Unity-Technologies / ml-agents

The Unity Machine Learning Agents Toolkit (ML-Agents) is an open-source project that enables games and simulations to serve as environments for training intelligent agents using deep reinforcement learning and imitation learning.
https://unity.com/products/machine-learning-agents
Other
17.27k stars 4.17k forks source link

Please provide sufficient documentation about deterministic feature #5859

Closed trsh closed 1 year ago

trsh commented 1 year ago

We have this: "Whether to select actions deterministically during inference from the provided neural network." (in https://docs.unity3d.com/Packages/com.unity.ml-agents@2.3/api/Unity.MLAgents.Policies.BehaviorParameters.html) and that's it. There is not information on what it actually does and how it works. Not even in few sentences.

I found this in changelog:

Deterministic action selection is now supported during training and inference(#5619)
Added a new --deterministic cli flag to deterministically select the most probable actions in policy. The same thing can be achieved by adding deterministic: true under network_settings of the run options configuration.(#5597)
Extra tensors are now serialized to support deterministic action selection in onnx. (#5593)
Support inference with deterministic action selection in editor (#5599)

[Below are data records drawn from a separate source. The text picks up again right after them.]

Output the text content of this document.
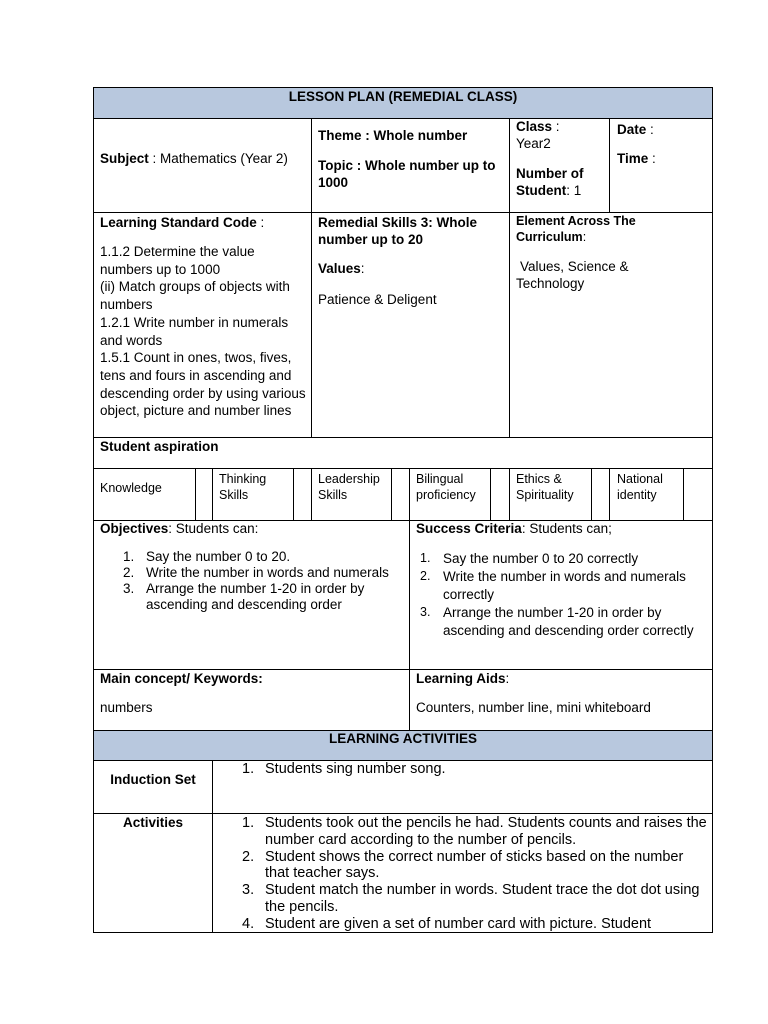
LESSON PLAN (REMEDIAL CLASS)
Subject : Mathematics (Year 2)
Theme : Whole number
Topic : Whole number up to 1000
Class :
Year2
Number of Student: 1
Date :
Time :
Learning Standard Code :
1.1.2 Determine the value numbers up to 1000
(ii) Match groups of objects with numbers
1.2.1 Write number in numerals and words
1.5.1 Count in ones, twos, fives, tens and fours in ascending and descending order by using various object, picture and number lines
Remedial Skills 3: Whole number up to 20
Values:
Patience & Deligent
Element Across The Curriculum:
Values, Science & Technology
Student aspiration
Knowledge
Thinking Skills
Leadership Skills
Bilingual proficiency
Ethics & Spirituality
National identity
Objectives: Students can:
1. Say the number 0 to 20.
2. Write the number in words and numerals
3. Arrange the number 1-20 in order by ascending and descending order
Success Criteria: Students can;
1. Say the number 0 to 20 correctly
2. Write the number in words and numerals correctly
3. Arrange the number 1-20 in order by ascending and descending order correctly
Main concept/ Keywords:
numbers
Learning Aids:
Counters, number line, mini whiteboard
LEARNING ACTIVITIES
Induction Set
1. Students sing number song.
Activities	1. Students took out the pencils he had. Students counts and raises the number card according to the number of pencils.
2. Student shows the correct number of sticks based on the number that teacher says.
3. Student match the number in words. Student trace the dot dot using the pencils.
4. Student are given a set of number card with picture. Student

However this hyper parameter is not documented in https://unity-technologies.github.io/ml-agents/ like others, nicely with explanation. Also its not clear if I need to train with deterministic to use it in inference?

amagwka commented 1 year ago

In reinforcement learning (RL), deterministic action selection refers to the process of selecting actions based on a deterministic policy. A deterministic policy is a function that maps states to actions, such that for a given state, the policy always returns the same action. It actually choose action with the highest probability from action probabilities.

However, deterministic action selection can also have some drawbacks. For example, it may be less effective in environments where there is significant uncertainty or stochasticity, as it may be difficult to determine a single optimal action in these cases.

Related discussions:

2643

2112

trsh commented 1 year ago

@amagwka thank you. I know the theory, but my point here is that ml-agents documentation lacks information about this. Especially the undocumented hyperparameter.

trsh commented 1 year ago

@miguelalonsojr I don't think this is complete? Or can you share how?

trsh commented 10 months ago

@miguelalonsojr this is still actual. I looked up the docs just today. Can we reopen?